I was repulsed and saddened by Brian West's article titled "W.V. girl's testimony could be suppressed," in the Deseret News, Sept. 14, concerning the hearing of Michael Wayne Yoder, accused of child molestation and kidnapping.

I am convinced the writers of the Constitution had the rights of innocent citizens in mind when amendments against illegal search and seizure were written and that their intention was never to provide the guilty a means of escape from the consequences of breaking the law. Unfortunately, this fact must not often be discussed in this nation's law schools.Certainly, if attorneys believe their clients to be innocent, they must attempt everything possible to secure a fair trial or acquittal, especially if their clients' rights have been violated.

Given the findings in this case, such a belief would seem ridiculous. Although I believe Yoder's attorneys think they are protecting the Constitution and providing their client with the best legal counsel possible, they could not be more mistaken. Both the good of the public and Yoder would best be served with his speedy conviction, his removal from society and his enrollment in sex-offender rehabilitation.

I was also shocked at the delay of nearly three months anticipated before the judge in this case will respond to the defense motion before the bench.

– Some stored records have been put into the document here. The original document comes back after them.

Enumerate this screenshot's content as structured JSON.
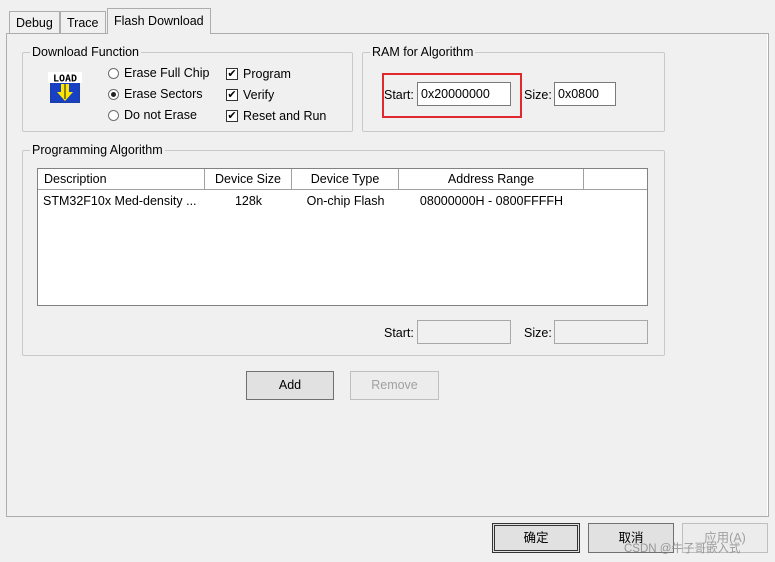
{
  "tabs": [
    {
      "label": "Debug"
    },
    {
      "label": "Trace"
    },
    {
      "label": "Flash Download"
    }
  ],
  "download_function": {
    "legend": "Download Function",
    "icon_text": "LOAD",
    "erase_options": [
      {
        "label": "Erase Full Chip",
        "selected": false
      },
      {
        "label": "Erase Sectors",
        "selected": true
      },
      {
        "label": "Do not Erase",
        "selected": false
      }
    ],
    "checks": [
      {
        "label": "Program",
        "checked": true,
        "mark": "✔"
      },
      {
        "label": "Verify",
        "checked": true,
        "mark": "✔"
      },
      {
        "label": "Reset and Run",
        "checked": true,
        "mark": "✔"
      }
    ]
  },
  "ram": {
    "legend": "RAM for Algorithm",
    "start_label": "Start:",
    "start_value": "0x20000000",
    "size_label": "Size:",
    "size_value": "0x0800",
    "highlight_color": "#e0282e"
  },
  "programming": {
    "legend": "Programming Algorithm",
    "columns": [
      "Description",
      "Device Size",
      "Device Type",
      "Address Range"
    ],
    "rows": [
      [
        "STM32F10x Med-density ...",
        "128k",
        "On-chip Flash",
        "08000000H - 0800FFFFH"
      ]
    ],
    "start_label": "Start:",
    "start_value": "",
    "size_label": "Size:",
    "size_value": ""
  },
  "actions": {
    "add": "Add",
    "remove": "Remove"
  },
  "dialog_buttons": {
    "ok": "确定",
    "cancel": "取消",
    "apply": "应用(A)"
  },
  "watermark": "CSDN @牛子哥嵌入式"
}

The fact that this motion should require any deliberation at all suggests that something is terribly wrong, not only with the system, but also perhaps with those who sit in positions of judgeship and are paid by us, the taxpayers.

My congratulations to the police involved in this case for saving the innocent girl's life. Even if the unthinkable should happen and the judge should rule in the favor of the defense, these officers can sleep at night knowing what good they have done.

Can the defense attorneys and judge in the case say the same? I wonder.